Segundo a denúncia, o crime ocorreu na noite de 1º de janeiro de 2022, durante uma confraternização, enquanto consumiam bebida alcoólica na casa de Jéssica Luana da Silva. Em determinado momento, Vinícius e Vanderlei Pereira da Silva discutiram e chegaram a entrar em luta corporal. A confusão foi encerrada por intermédio de pessoas que estavam no local, mas, antes de ir embora, o acusado teria dito que voltaria.

Fonte: Farol de Noticias
Ainda conforme a denúncia, pouco tempo depois o acusado retornou armado com uma faca e surpreendeu Vanderlei, que estava sentado na calçada, de costas para a rua. A vítima foi atingida por golpes nas costas e no abdômen, mas conseguiu fugir, mesmo ferida. Vinícius ainda teria perseguido Vanderlei, sem conseguir alcançá-lo.
A denúncia também aponta que, após o ataque, Jéssica procurou o acusado em sua residência. Na ocasião, ele teria afirmado: “Matei ele (Vanderlei) e, se você vier para cima, mato você também”, frase que embasa a acusação pelo crime de ameaça. Ao final do júri popular, o réu foi condenado a 4 anos de reclusão social por tentativa de homicídio e absolvido pelo crime de ameaça.

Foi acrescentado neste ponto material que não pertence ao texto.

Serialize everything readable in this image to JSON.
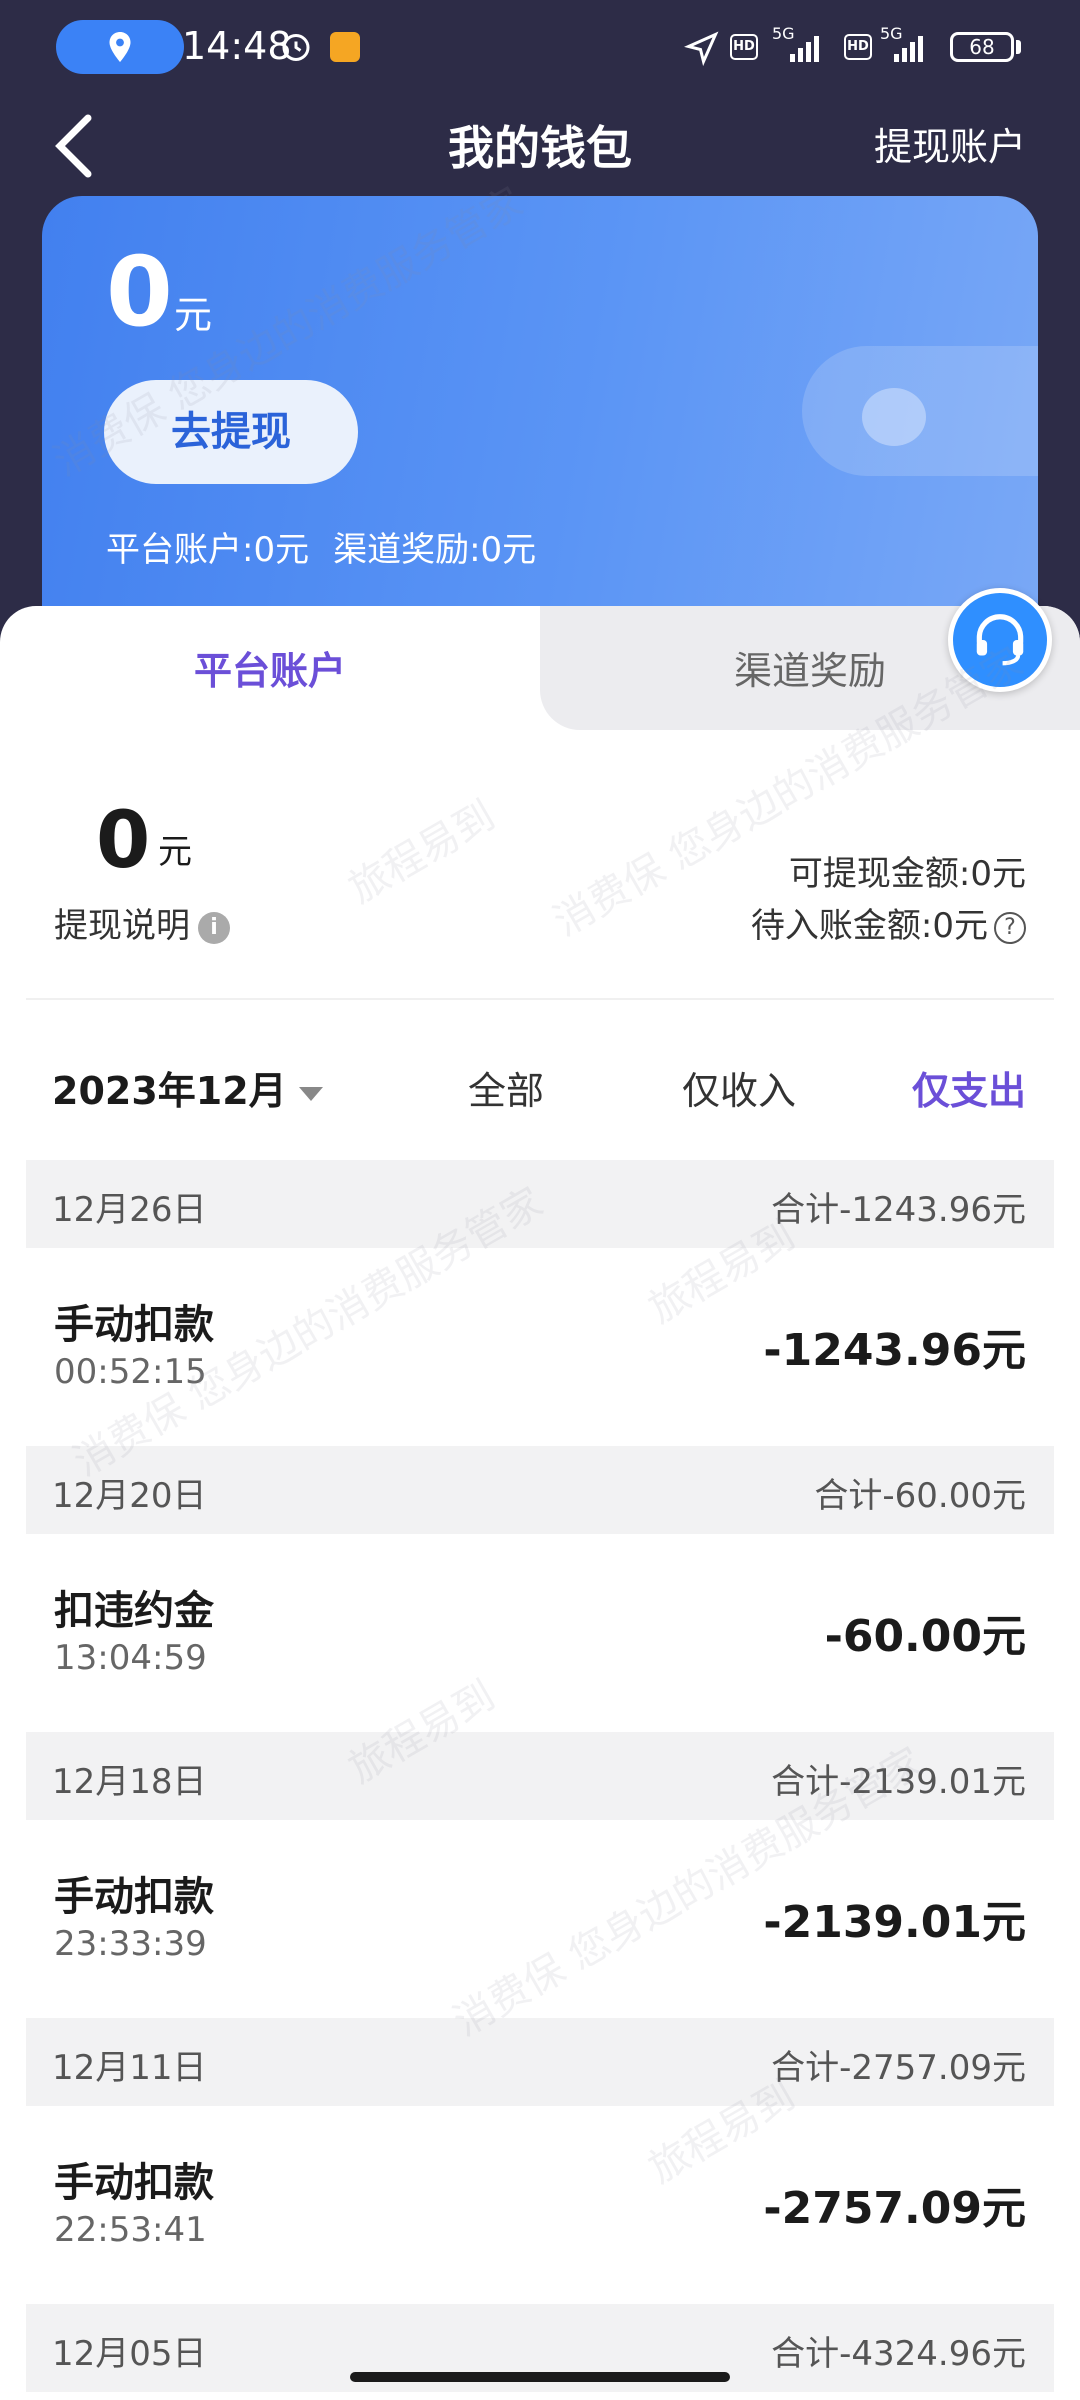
{
  "status_bar": {
    "time": "14:48",
    "battery": "68",
    "network_1": "5G",
    "network_2": "5G",
    "hd_label": "HD"
  },
  "header": {
    "title": "我的钱包",
    "action": "提现账户"
  },
  "card": {
    "amount": "0",
    "unit": "元",
    "withdraw_label": "去提现",
    "platform_account": "平台账户:0元",
    "channel_reward": "渠道奖励:0元"
  },
  "tabs": {
    "active": "平台账户",
    "inactive": "渠道奖励"
  },
  "account": {
    "amount": "0",
    "unit": "元",
    "explain": "提现说明",
    "available": "可提现金额:0元",
    "pending": "待入账金额:0元"
  },
  "filter": {
    "month": "2023年12月",
    "all": "全部",
    "income": "仅收入",
    "expense": "仅支出"
  },
  "days": [
    {
      "date": "12月26日",
      "total": "合计-1243.96元",
      "entry": {
        "title": "手动扣款",
        "time": "00:52:15",
        "amount": "-1243.96元"
      }
    },
    {
      "date": "12月20日",
      "total": "合计-60.00元",
      "entry": {
        "title": "扣违约金",
        "time": "13:04:59",
        "amount": "-60.00元"
      }
    },
    {
      "date": "12月18日",
      "total": "合计-2139.01元",
      "entry": {
        "title": "手动扣款",
        "time": "23:33:39",
        "amount": "-2139.01元"
      }
    },
    {
      "date": "12月11日",
      "total": "合计-2757.09元",
      "entry": {
        "title": "手动扣款",
        "time": "22:53:41",
        "amount": "-2757.09元"
      }
    },
    {
      "date": "12月05日",
      "total": "合计-4324.96元"
    }
  ],
  "watermark": {
    "text_1": "消费保 您身边的消费服务管家",
    "text_2": "旅程易到"
  },
  "colors": {
    "accent": "#6b4fd8",
    "card": "#4280ef",
    "header_bg": "#2d2c47"
  }
}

O defensor público Matheus Wesley afirmou que não buscava negar os fatos, mas apresentar a versão da defesa com base nas provas do processo. Ele reconheceu que houve a agressão com faca, porém sustentou que Joaquim Vinícius não teve a intenção de matar a vítima, argumentando que o acusado desistiu voluntariamente de prosseguir com o ato. Com isso, defendeu a aplicação da tese de desistência voluntária, prevista no artigo 15 do Código Penal, segundo a qual o réu responde apenas pelos atos já praticados.

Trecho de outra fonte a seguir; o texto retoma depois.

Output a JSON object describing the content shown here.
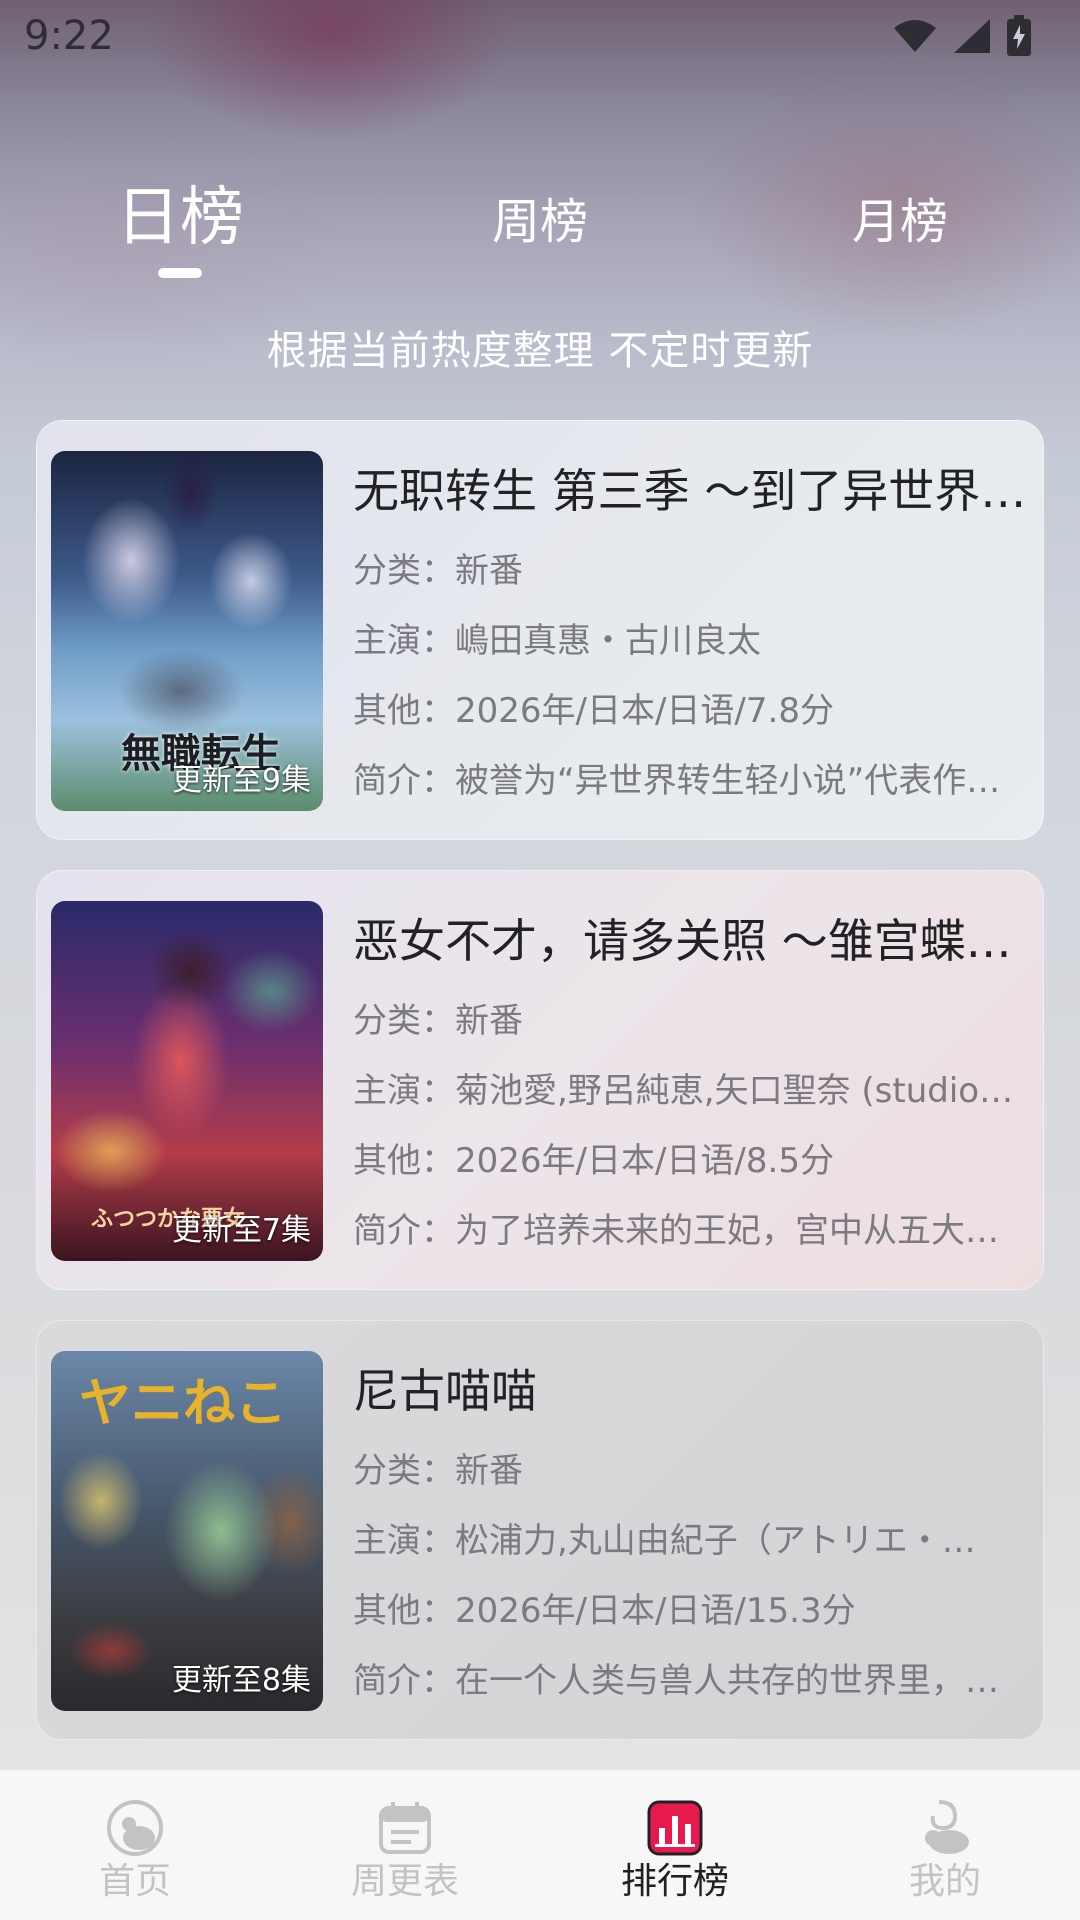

“O papel da defesa aqui não é trazer inverdades, não é querer criar falsas percepções nos senhores, mas querer trazer o outro lado da moeda, a fim de que possam entender o que de fato aconteceu, que os senhores terão que julgar e analisar com cautela. Eu não vou pedir absolvição hoje, eu vou me ater ao que está no inquérito, no boletim de ocorrência, na denúncia e no que foi colhido, porque entendo que temos que julgar fatos. Eu não vou pedir absolvição e não vou dizer que não houve uma facada, porque houve, houve uma agressão por parte do senhor Joaquim contra o senhor Vanderlei e é necessário que vocês entendam que ele não morreu por nenhuma relação com este fato”, explicou Matheus complementando:
“Ele não teve a intenção de matar, ali naquele contexto, porque ele tinha sim a liberdade, o livre arbitro de enfiar a faca mais uma vez, de dar várias facadas na vítima e não fez, mas também entendo, na situação, ser cabível a tese que foi antecipada pelo Ministério Público, da desistência voluntária, porque no artigo 15 do Código Penal diz que o agente que voluntariamente desiste de prosseguir uma execução, só responde pelos atos já praticados”, enfatizou.